Mechanistic analyses of site-specific degradation in DNA-RNA hybrids by prototypic DNA cleavers.

Abstract

Bleomycin (BLM) binding and chemistry are apparently sensitive to differences in nucleic acid conformation and could conceivably be developed as a probe for sequence-dependent elements of conformation. We report on the development of a new methodology to synthesize heterogeneous DNA-RNA hybrids of defined sequence and present the results of our comparative studies on the cleavage of DNA and DNA-RNA hybrids by four drugs: BLM, neocarzinostatin and esperamicins A1 and C. In the case of BLM with duplex DNA, purine-pyrimidine steps such as GT and GC, are consistently hit, as previously observed. However, in heterogeneous sequence hybrids, not all GC sites are recognized by the drug, although all GT sites are. Suppressed GC sites are consistently flanked by pyrimidines on both the 3' and 5' sides, suggesting that the BLM binding site in hybrids spans at least four bases. Kinetic isotope studies with specifically deuterated substrates (kH/kD = 1.2-4.0) and the effect of oxygen on the product profile are presented in support of a mechanism consistent with 4'-hydrogen abstraction in hybrids. The powerful double-labeled probe technique was extended to study the mechanism of action of other DNA degrading drugs on DNA-RNA hybrids.
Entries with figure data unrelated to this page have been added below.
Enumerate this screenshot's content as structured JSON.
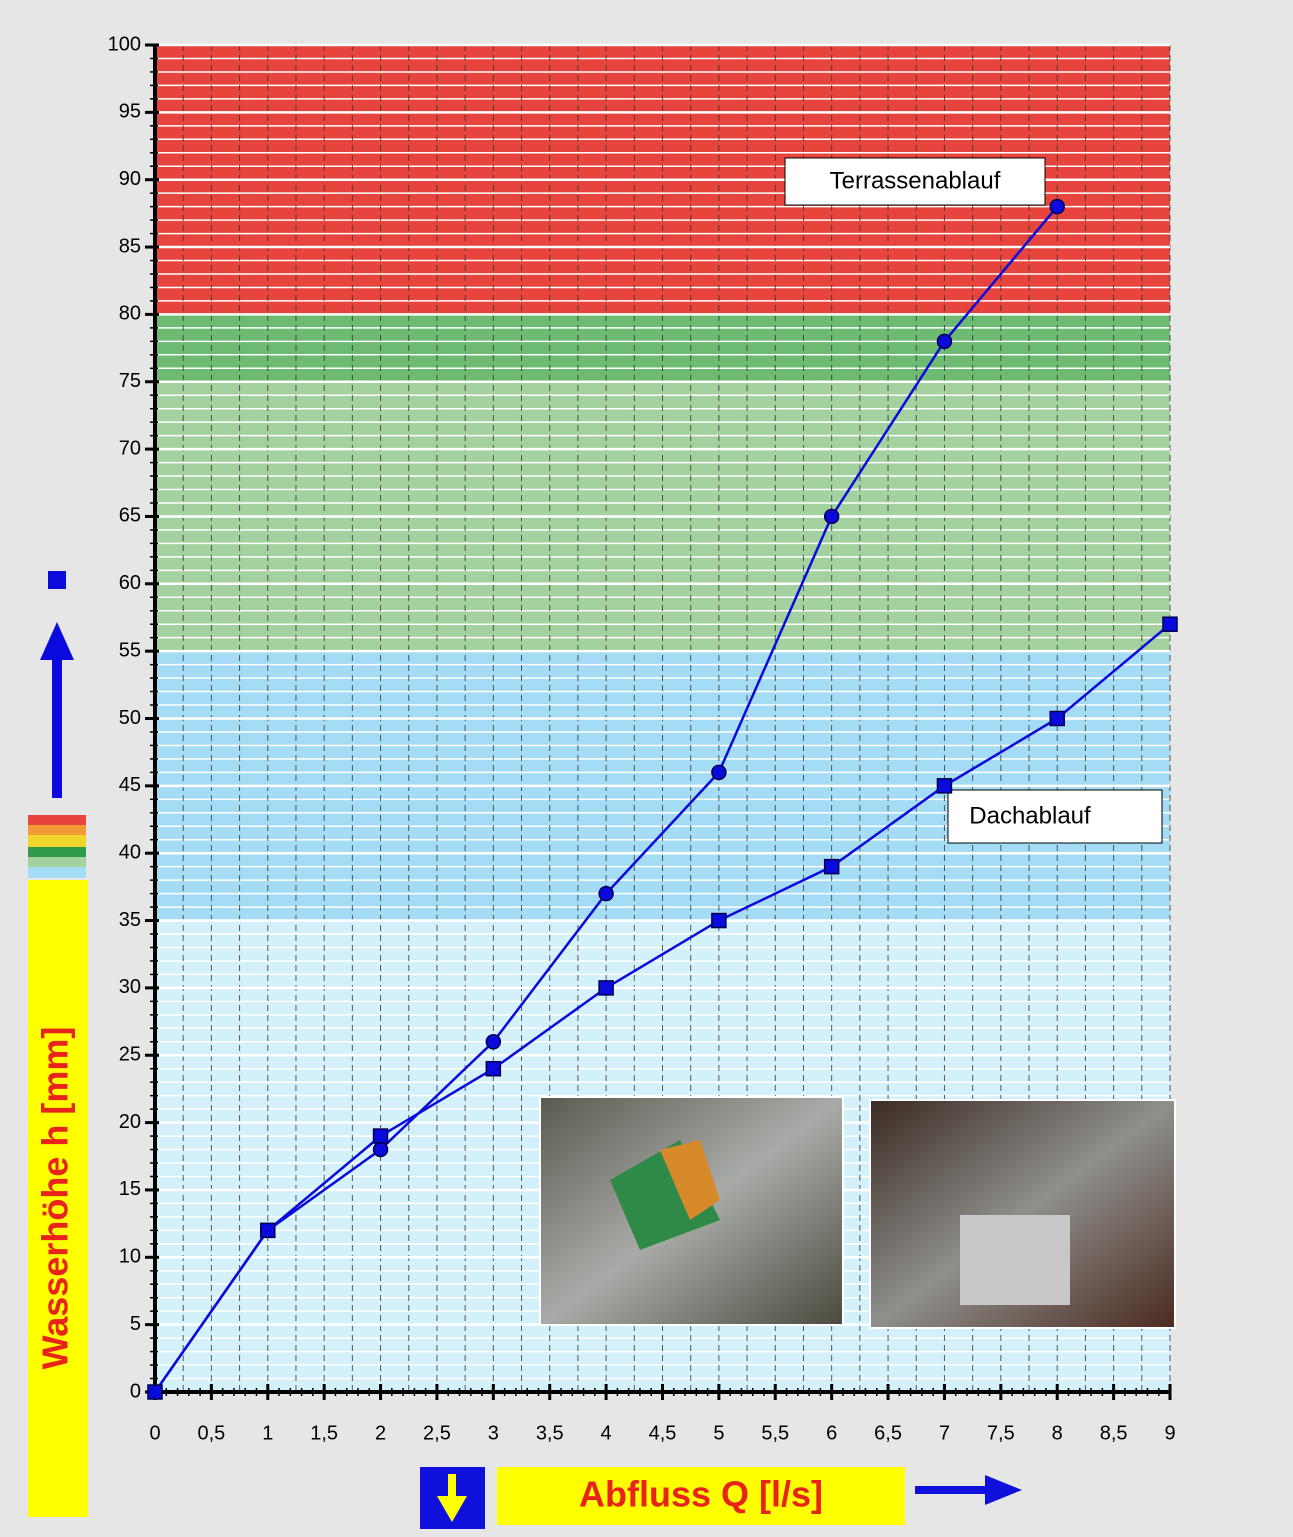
{
  "chart_data": {
    "type": "line",
    "x_label": "Abfluss Q [l/s]",
    "y_label": "Wasserhöhe h [mm]",
    "xlim": [
      0,
      9
    ],
    "ylim": [
      0,
      100
    ],
    "xticks": [
      0,
      {
        "value": 0.5,
        "label": "0,5"
      },
      1,
      {
        "value": 1.5,
        "label": "1,5"
      },
      2,
      {
        "value": 2.5,
        "label": "2,5"
      },
      3,
      {
        "value": 3.5,
        "label": "3,5"
      },
      4,
      {
        "value": 4.5,
        "label": "4,5"
      },
      5,
      {
        "value": 5.5,
        "label": "5,5"
      },
      6,
      {
        "value": 6.5,
        "label": "6,5"
      },
      7,
      {
        "value": 7.5,
        "label": "7,5"
      },
      8,
      {
        "value": 8.5,
        "label": "8,5"
      },
      9
    ],
    "yticks": [
      0,
      5,
      10,
      15,
      20,
      25,
      30,
      35,
      40,
      45,
      50,
      55,
      60,
      65,
      70,
      75,
      80,
      85,
      90,
      95,
      100
    ],
    "bands": [
      {
        "from": 0,
        "to": 35,
        "color": "#d3f0fb"
      },
      {
        "from": 35,
        "to": 55,
        "color": "#a5dcf5"
      },
      {
        "from": 55,
        "to": 75,
        "color": "#a3d2a0"
      },
      {
        "from": 75,
        "to": 80,
        "color": "#6dbb72"
      },
      {
        "from": 80,
        "to": 100,
        "color": "#e6443c"
      }
    ],
    "series": [
      {
        "name": "Terrassenablauf",
        "color": "#0a0adc",
        "marker": "circle",
        "x": [
          0,
          1,
          2,
          3,
          4,
          5,
          6,
          7,
          8
        ],
        "values": [
          0,
          12,
          18,
          26,
          37,
          46,
          65,
          78,
          88
        ]
      },
      {
        "name": "Dachablauf",
        "color": "#0a0adc",
        "marker": "square",
        "x": [
          0,
          1,
          2,
          3,
          4,
          5,
          6,
          7,
          8,
          9
        ],
        "values": [
          0,
          12,
          19,
          24,
          30,
          35,
          39,
          45,
          50,
          57
        ]
      }
    ]
  }
}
For neocarzinostatin, the sequence specificity lies in the AT-rich region for hybrids and is similar to that of DNA, however, the overall cleavage pattern for the hybrid is significantly different from that for the same sequence of DNA. In the hybrid, a stretch of AT residues is essential and the A sites are damaged to a greater extent than they are in DNA. However, no kinetic isotope effects are observed and, based on the product profile, the mechanism of degradation of the DNA strand of hybrids seems to be limited to abstraction of the 5'-hydrogen. For esperamicin A1, damage on the DNA strand of hybrids occurs exclusively via 5'-hydrogen abstraction in a non-rate determining step and primarily at A and T sites. Esperamicin C behaves similarly, exhibiting no isotope effects at 1', 4' and 5' positions. Overall, the differences observed in site-specific cleavage between the two substrates is proposed to be a result of conformational differences between the DNA strand of duplex DNA and DNA-RNA hybrids.